Monday, July 5, 2010

Do we judge a game differently just because it's niche?

So after another reviewer wrote a review for the game Trinity Universe, some debate sparked, because it's a "niche" game. People seem to think he should have held the game to different standards when reviewing it. It seems rather silly that just because a game is niche, different rules should apply. I think it's necessary in a review to write that a game is an acquired taste and it will only apply to a certain fanbase. Obviously, when the game was in development, it was targeted to that demographic. If the game succeeds for the fanbase it targets, does that mean a reviewer should score it based on that or the fact that the game would ultimately fail for anybody else who played it?

I think, as a reviewer, to be objective and fair, it's important to make it known that you're dealing with a game that will appeal to a certain fanbase. Do I think the game's flaws should be overlooked because of that, however? No. Am I writing my reviews purely for a niche fanbase? No. My goal as a reviewer is for anybody who reads my review to get an idea of the game and see if it's their cup of tea. A review being purely objective is impossible, because it's my opinion, and I can write very darn well what I please on a game. (Obviously, I'm still reeling from the July 4th celebration - freedom!) At the same time, I explain to people exactly what I didn't like about certain aspects of a game. I do this on purpose. For instance, I straight up admit many times in reviews that I am not patient, and therefore, if you are similar, you will dislike this part of the game. However, I'm saying this because I fully know there are patient people out there willing to put up with this flaw.

Now, people can argue that Trinity Universe succeeds because it is there to please the fanbase it targets. But here's the thing - as far as the rest of the gamers go, it won't please them. As a reviewer, it's my job to state that and not push somebody in the wrong direction. If I gave a higher score to a game just because it was niche, I would be steering others in the wrong direction. Have no fear niche fanbase, I've got you covered, I'd always straight out list whether or not you'll eat up the game. As far as Trinity Universe is concerned, I previewed the game. I played some hands on at E3, and I found it to have its charm. I also realized when playing through it that it was not a game I'd pick up and play on my own. The battles were a little too slow for my liking and, to add insult to injury, frequent. But I really enjoyed the characters from what I played, so I put up with it a little. I knew Trinity Universe would no doubt appeal to certain fans. I knew I was not the target for this game. However, the fact that it had charmed me a bit, I knew those the fans that the game was targeted at, would enjoy it. But that doesn't mean I would inflate my score. I'd make all of this known, however. Remember, earlier when I mentioned the battle system was too slow for my liking? I'd without a doubt take that into account when grading the battle system. The battle system would get points because it's more than button mashing, but, at the same time, a high encounter rate with long winded battles isn't going to get praise or points on that.

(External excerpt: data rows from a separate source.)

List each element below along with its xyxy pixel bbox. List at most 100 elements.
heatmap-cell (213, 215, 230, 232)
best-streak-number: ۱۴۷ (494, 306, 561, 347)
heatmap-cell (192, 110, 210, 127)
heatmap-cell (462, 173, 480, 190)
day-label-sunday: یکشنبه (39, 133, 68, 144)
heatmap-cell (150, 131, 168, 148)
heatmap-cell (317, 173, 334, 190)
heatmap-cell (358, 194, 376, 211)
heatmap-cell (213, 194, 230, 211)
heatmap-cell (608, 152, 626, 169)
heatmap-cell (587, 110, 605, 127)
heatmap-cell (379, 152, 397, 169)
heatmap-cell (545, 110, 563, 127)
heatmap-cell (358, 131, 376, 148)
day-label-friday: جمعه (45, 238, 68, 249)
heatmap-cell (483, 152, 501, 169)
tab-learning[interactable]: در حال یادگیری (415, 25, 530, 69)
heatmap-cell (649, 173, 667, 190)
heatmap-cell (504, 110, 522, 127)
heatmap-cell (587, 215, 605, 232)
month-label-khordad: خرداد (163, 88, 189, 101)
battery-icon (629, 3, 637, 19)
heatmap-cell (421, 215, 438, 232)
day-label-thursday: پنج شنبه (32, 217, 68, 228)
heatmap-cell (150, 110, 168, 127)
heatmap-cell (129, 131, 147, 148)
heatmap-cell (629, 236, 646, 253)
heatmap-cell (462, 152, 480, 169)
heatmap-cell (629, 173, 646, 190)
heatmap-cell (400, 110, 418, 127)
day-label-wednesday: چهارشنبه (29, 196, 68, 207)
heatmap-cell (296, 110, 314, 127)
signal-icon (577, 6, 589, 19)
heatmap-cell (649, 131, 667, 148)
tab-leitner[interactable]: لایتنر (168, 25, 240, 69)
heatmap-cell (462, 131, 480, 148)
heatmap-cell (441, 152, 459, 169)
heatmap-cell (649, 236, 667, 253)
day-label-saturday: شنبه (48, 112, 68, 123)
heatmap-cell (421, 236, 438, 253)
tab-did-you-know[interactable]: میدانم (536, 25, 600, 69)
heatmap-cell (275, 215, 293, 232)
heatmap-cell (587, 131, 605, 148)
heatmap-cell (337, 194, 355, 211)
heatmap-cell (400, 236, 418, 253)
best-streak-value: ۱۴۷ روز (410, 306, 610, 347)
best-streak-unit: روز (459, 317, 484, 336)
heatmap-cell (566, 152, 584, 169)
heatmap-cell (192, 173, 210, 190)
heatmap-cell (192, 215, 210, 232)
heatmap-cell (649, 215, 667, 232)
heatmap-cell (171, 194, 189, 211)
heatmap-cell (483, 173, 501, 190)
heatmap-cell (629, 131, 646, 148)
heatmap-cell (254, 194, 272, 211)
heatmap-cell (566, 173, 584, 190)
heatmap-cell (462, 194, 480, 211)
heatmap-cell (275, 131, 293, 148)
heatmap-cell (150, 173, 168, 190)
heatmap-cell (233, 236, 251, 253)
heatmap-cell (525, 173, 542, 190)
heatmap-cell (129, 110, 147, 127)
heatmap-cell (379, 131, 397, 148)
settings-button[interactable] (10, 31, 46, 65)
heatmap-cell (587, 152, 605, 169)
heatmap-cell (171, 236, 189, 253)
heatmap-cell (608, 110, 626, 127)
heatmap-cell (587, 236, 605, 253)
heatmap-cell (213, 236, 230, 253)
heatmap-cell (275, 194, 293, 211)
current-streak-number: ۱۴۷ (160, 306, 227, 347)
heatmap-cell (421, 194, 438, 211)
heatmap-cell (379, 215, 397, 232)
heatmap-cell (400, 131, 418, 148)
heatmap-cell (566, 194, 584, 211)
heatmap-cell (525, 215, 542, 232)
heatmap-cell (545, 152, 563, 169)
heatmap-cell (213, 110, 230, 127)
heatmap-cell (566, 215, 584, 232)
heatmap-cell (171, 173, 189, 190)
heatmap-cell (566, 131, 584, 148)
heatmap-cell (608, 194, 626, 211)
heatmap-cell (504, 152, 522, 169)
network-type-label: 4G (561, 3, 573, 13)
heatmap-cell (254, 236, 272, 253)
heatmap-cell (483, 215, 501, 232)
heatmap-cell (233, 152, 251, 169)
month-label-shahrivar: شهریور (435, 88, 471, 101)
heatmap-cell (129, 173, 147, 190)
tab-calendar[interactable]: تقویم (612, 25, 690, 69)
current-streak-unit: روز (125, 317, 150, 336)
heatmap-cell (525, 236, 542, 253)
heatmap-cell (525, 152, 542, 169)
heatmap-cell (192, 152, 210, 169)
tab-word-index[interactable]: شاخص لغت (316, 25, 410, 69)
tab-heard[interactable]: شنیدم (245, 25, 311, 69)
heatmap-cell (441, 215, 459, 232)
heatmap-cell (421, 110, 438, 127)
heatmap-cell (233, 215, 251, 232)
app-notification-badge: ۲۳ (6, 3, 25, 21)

I've always been more for writing reviews than previews. I feel my personality can shine through more in a review than a preview. Trinity Universe is the first time I felt differently. I was glad I wrote the preview and not the review. In the hands-on preview, I was able to just list my impressions and what the game was about, and I didn't have to attach a score to it. Since there was no score attached to it, people read the content and judged themselves if what they read was for them. But as soon as we had a review go up where somebody scored it poorly (even though they stated this game was to target a specific group and said that the group will probably enjoy it) the internets went up in arms. I don't really invest all that much time into what others have to say about what I say when review a game. Honestly, certain people will defend games (even ones poorly received by almost everyone) until the end of time. If reviews piss you off that much and you're going to buy the game, regardless, what's the point in even reading them? It's OK by me if you don't invest in what I have to say. But what really pisses me off is when people try to take what I say and discredit it based on your own bias. People constantly complain about reviewers not being objective. Honestly, that's a fine line; a review is an opinion, so therefore it's impossible to have objectivity flowing through it the entire way. Secondly, the hardcore fans, who sit there and complain about the review, aren't objective themselves. Attack reviewers for not being objective, but then make arguments for why they are wrong without being objective yourself... this all seems quite silly to me. You're a fan of a niche game, of course, your own judgment will be just as clouded. My favorite is when people make assumptions and twist my words around to fit their opinion. So and so didn't play through the game, because they didn't list this part. No, I did. I just chose to word it that way not to give spoilers.

To finally sum up this long rambling, I just want to say that as a reviewer my job is to point out what a game does well and and what it does poorly. That is entirely what I do in my reviews. I think anybody can respect that and look at the flaws and good parts and judge if a game is for them. I really wish I didn't have to attach my score to a review, because it seems people are so hung up on that instead of the content. I'd rather you judge yourself since your tastes may be different from mine. But then people don't read it when there is no score attached, so it's impossible not to score something. We are obsessed with scores it seems. So, here's what I propose: next time I or any other reviewer give something a score you don't like, read for yourself why and make your own judgments on whether or not you'd like the game in question. We all have different opinions and different tastes - let's stop punishing others for those and be content with our own judgments.